It was a couple of days after Tiger Woods vs. Phil Mickelson at Doral and a week before the start of Bay Hill, which is still Arnold Palmer's baby. He was sitting in his Bay Hill office, and the phone calls from the media were stacked up for him like planes waiting to land at Orlando International. Palmer is seventy-five now. He is as much a celebrity, more than forty years after his last major championship, as he ever was. Still the greatest ambassador any sport has ever had. Still the King.
There were all sorts of different story angles on this day. Some people, he said, wanted to talk about Augusta, now that Palmer has retired from playing the Masters. Some wanted to talk about Pinehurst No. 2, the site of this year's U.S. Open, a course where Palmer won the Southern Conference championship for Wake Forest in 1948. "Beat Harvey Ward by a shot," Palmer said.
But the one-stroke victory Palmer really wanted to talk about was Tiger by a stroke over Phil at Doral. And who better to talk about it than Arnie?Out of the millions who jacked up NBC's ratings that day, Palmer knew what he was watching as well as anybody who ever lived.
"There is no way to understand unless you've been in it," Palmer said.
"So you watched?" he was asked.
"Only every shot," he said.
Once, in his youth, before Jack Nicklaus came along, Palmer was Tiger Woods on a Sunday like this, taking on all comers and beating them, going for the green with his driver the way Woods did, making the kind of long birdie putt Woods made on number seventeen, the one that really won the day, even wearing a red golf shirt for the people who lay out the magazine covers. Back in the day, Palmer's late friend from the old Pittsburgh Press, Bob Drum, had a nickname for the guy who could do all those things. Drum used to refer to the top guy as "Bubba."
"And only one guy at a time gets to be Bubba," Drum would say.
Tiger is Bubba now, has been for a while, no matter what the offical World Golf Rankings say. You better believe Arnold Palmer used to be Bubba, all the way until Nicklaus came along. And that is when Palmer began to play the role Mickelson played at Doral: swashbuckling, fan-favorite runner-up. He was still great. The crowds still loved him, and would never stop loving him. But there was somebody greater, even on days when Arnie would hang in there until the end the way Mickelson did until that chip shot from behind eighteen lipped out.
"The whole thing was intriguing to me," Palmer said. "I don't know how many times I've been in situations like that." There was a pause. "Put it this way," he said. "There were a lot."
There was the play where Tiger went for the green with the driver and ended up with a bogey that could have cost him the tournament. Palmer, who made the whole notion of going for the green famous, laughed when I asked him if Tiger had made a mistake.
"You're asking me that?" Palmer said. "I admired him for doing that. I cheered his aggressiveness. I'm sure the way it worked out was frustrating for him. But I watched him go for it and I have to admit to you, I saw myself in that moment. And it made me long for the old days.

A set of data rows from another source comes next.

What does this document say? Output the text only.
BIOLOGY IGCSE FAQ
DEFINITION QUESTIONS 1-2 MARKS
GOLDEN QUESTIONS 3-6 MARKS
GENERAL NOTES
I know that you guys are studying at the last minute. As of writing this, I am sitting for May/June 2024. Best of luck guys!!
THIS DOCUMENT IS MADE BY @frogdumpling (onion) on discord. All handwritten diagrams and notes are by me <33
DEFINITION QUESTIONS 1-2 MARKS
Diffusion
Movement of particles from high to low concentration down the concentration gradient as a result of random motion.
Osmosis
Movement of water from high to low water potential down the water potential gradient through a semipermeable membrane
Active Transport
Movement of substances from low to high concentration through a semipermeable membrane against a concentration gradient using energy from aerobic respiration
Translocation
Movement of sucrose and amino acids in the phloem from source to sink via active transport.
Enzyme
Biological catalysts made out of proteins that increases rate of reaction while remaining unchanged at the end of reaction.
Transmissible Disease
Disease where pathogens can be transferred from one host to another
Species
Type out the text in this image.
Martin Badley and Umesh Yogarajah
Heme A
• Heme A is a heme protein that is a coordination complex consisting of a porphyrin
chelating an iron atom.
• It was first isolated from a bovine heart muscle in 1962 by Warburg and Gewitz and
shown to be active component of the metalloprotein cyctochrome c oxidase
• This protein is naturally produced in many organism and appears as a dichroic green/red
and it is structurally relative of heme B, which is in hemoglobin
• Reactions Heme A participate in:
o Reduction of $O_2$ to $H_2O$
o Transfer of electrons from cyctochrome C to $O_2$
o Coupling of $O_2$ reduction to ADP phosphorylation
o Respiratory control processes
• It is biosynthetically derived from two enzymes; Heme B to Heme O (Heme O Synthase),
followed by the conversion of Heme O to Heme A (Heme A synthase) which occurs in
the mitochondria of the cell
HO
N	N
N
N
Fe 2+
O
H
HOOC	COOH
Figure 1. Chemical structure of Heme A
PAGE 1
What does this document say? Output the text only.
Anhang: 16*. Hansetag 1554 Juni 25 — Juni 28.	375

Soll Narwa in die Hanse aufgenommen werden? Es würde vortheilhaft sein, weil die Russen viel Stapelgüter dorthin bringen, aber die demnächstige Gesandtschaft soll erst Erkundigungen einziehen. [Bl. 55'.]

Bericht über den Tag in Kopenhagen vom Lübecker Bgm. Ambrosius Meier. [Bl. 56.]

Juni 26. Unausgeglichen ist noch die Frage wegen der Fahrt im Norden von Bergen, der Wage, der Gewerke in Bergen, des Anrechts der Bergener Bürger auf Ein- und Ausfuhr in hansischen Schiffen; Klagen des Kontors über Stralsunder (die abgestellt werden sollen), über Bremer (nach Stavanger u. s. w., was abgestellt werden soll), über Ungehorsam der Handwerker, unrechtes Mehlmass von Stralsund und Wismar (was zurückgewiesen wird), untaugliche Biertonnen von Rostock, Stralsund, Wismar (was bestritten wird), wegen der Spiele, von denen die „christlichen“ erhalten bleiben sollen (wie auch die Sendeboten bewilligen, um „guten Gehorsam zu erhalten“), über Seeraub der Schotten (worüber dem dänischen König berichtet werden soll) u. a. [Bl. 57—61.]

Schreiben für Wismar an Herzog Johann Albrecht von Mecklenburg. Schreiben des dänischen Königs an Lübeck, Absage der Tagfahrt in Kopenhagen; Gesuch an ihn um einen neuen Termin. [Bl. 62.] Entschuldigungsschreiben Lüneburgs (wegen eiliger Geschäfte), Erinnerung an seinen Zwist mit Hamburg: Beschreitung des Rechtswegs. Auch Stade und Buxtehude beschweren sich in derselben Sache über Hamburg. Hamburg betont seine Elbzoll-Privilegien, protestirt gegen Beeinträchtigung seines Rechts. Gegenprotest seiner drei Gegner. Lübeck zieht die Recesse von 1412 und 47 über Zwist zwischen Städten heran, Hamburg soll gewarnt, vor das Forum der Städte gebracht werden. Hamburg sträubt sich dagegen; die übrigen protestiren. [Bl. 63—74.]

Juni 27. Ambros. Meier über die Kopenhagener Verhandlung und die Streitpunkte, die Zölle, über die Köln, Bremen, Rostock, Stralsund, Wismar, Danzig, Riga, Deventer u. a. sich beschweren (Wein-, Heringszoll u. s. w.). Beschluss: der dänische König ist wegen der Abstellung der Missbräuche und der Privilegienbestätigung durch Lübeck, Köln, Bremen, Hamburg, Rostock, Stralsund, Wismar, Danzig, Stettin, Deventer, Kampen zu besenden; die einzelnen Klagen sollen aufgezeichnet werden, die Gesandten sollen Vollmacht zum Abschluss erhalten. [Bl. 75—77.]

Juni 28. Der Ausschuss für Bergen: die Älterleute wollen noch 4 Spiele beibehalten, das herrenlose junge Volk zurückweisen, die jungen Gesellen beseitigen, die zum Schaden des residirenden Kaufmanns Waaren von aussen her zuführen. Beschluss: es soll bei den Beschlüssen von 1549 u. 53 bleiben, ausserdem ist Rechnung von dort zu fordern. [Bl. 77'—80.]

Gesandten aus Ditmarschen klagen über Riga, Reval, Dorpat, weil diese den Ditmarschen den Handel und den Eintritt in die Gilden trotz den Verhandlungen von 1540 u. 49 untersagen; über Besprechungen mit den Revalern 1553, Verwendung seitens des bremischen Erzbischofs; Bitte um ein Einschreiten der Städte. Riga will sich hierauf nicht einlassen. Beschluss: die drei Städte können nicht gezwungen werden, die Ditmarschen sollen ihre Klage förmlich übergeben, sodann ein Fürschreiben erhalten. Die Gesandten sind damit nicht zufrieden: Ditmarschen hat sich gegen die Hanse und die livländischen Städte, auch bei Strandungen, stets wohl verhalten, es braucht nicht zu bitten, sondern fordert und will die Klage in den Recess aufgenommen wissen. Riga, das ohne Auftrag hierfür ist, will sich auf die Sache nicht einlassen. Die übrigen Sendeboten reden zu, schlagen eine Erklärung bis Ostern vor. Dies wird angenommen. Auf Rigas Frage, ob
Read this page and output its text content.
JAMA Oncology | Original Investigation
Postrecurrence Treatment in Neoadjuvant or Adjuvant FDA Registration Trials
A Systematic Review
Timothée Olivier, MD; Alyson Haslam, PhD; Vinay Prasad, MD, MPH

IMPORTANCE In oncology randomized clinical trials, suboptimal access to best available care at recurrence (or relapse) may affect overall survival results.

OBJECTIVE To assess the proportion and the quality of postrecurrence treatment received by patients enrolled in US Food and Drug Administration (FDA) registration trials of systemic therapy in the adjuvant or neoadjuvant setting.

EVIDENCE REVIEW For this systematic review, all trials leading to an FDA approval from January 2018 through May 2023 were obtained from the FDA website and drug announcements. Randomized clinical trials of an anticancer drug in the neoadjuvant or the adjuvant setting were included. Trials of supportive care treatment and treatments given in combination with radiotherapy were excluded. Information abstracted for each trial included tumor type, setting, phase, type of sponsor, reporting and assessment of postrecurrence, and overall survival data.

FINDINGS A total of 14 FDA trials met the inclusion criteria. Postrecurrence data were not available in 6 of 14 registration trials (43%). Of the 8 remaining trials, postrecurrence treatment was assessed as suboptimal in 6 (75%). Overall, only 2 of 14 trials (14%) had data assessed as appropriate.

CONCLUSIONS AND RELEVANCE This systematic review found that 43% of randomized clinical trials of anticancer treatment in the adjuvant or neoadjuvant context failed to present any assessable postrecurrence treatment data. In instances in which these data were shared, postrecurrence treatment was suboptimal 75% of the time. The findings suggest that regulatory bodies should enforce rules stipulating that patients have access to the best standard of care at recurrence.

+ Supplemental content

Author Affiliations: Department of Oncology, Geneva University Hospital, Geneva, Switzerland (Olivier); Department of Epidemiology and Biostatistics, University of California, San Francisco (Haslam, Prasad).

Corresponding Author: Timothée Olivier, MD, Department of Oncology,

"Because that's the way you have to play, in my opinion, when you're trying to win the tournament. That's the chance you have to take in a duel like that. Tiger wasn't just trying to make birdie. He was doing something we hadn't seen from him in a while: applying mental and physical pressure on his opponent at the same time."
"God that was great to watch."
The King at seventy-five. Still swinging away. Still doing television commercials and building golf courses and getting married again and running Bay Hill. (And dying inside with every bad shot he hits at the Champions Skins Game: "I'll be like that as long as I'm alive.") Still treated like a rock star by the galleries.
There is no one like him in sports. People love Jack Nicklaus, but not like they love Arnold. That much has not changed across all the years. Bill Russell doesn't get this in basketball, and neither does Michael Jordan. It is not like this for Willie Mays or Hank Aaron in baseball, or for John Elway or Joe Montana or Jim Brown in football. They are all princes of their sports. Just not the King. No one else ever had a run like his. And no one else ever enjoyed anything the way Arnold Palmer has enjoyed being Arnold Palmer.
But it's even more than that. Nobody has ever accepted and embraced the responsibility of being this kind of sports star the way Palmer has, every single day of his career.
He was asked if he thinks the modern player understands that same responsibility. "I'm sorry you asked me that," Palmer said.
Then he stammered a bit, starting and stopping a couple of times, as if somehow between clubs.
"I'm afraid . . ." he said.
"I'm not sure . . ." he said.
Finally: "I think there are certain players out there who understand that their obligation to this sport doesn't just end with the last good shot they hit. Who understand that they have a responsibility to the game itself, and not just to their own games." He paused again, for effect this time, knowing exactly what he wanted to say next. "Make of that what you will," Palmer said.